A-V ‘Negotiating’ With Suppliers
When the Sibur/Amtel-Vredestein (A-V) merger ground to a halt at the end of September, A-V’s lack of working capital meant it was forced to suspend production at its Kirov and Voronezh Russian manufacturing facilities. According to the most recent update, released just under a month later on 24 October, production has been suspended ever since. However, the latest reports are suggesting the company is exploring a number of creative solutions to A-V’s increasingly costly production stalemate. Meanwhile production has continued at normal levels at the un-affected Dutch part of the company, Vredestein Banden BV.
In an effort to kick start production at its Kirov and Voronezh production plants (which produce nearly 9 million tyres a year) Amtel-Vredestein is negotiating a raw material for finished product barter agreement. These plans are said to be in addition to the obvious way of reducing the high levels of debt under which the Russian part of the group continues to operate -selling the company’s assets, divisions or the group as a whole.
“We discussed with Amtel deliveries of raw material in exchange for tyres, but the scheme is sold under condition of repayment of a duty,” Sibur-Russian Tyres director (S-RT), Igor Karavaev told Kommersant. S-RT has submitted a claim for Amtel-Vredestein to pay 471 million roubles to the Moscow arbitration court.
Russian market analysts, Michael Frolov, suggested the scheme will not appeal to A-V’s other suppliers, which neither have their own interest in the company or in the direct sale of tyres.
Doubts about restructuring success
On 31 October Amtel-Vredestein published further details on the progress of the company’s post-failed-merger restructuring policy. According to the statement A-V has now received payment acceleration requests from several of its lending banks and is in continuing discussions to explore “value realisation options.”
However, there are also said to be “serious doubts…about the likely success of the ongoing restructuring exercises conducted by the company.” As long as these doubts are not resolved, “it is unclear whether the annual accounts 2007 can be drawn up on a ‘going concern’ basis,” the statement added forebodingly.

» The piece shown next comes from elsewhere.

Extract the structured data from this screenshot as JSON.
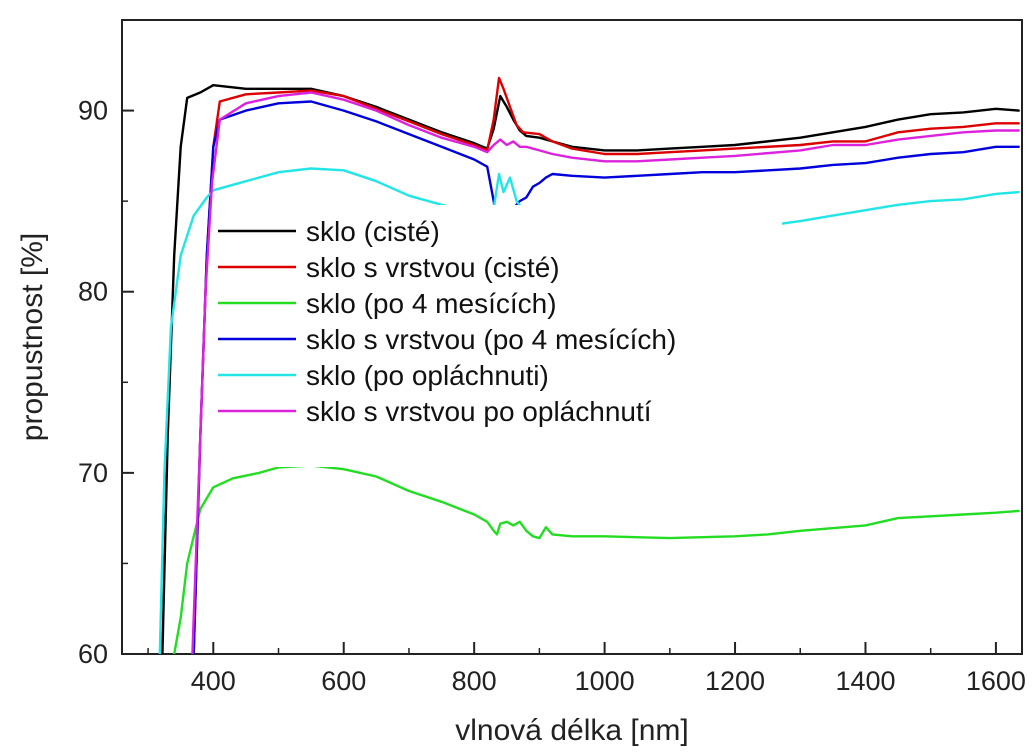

As a result Amtel-Vredestein missed its extended deadline for publishing its fiscal year to 31 December 2007 financial statements, which the company itself extended to 31 October 2008. Therefore the company applied for an exemption from the Dutch Ministry of Economics from the obligation to draw up, present and adopt the company’s audited financial statements for the year ended 31 December 2007. This exemption request only concerns the financial statements of Amtel-Vredestein N.V., the statement concluded, highlighting the fact that Vredestein Banden B.V. has separate financing arrangements in place.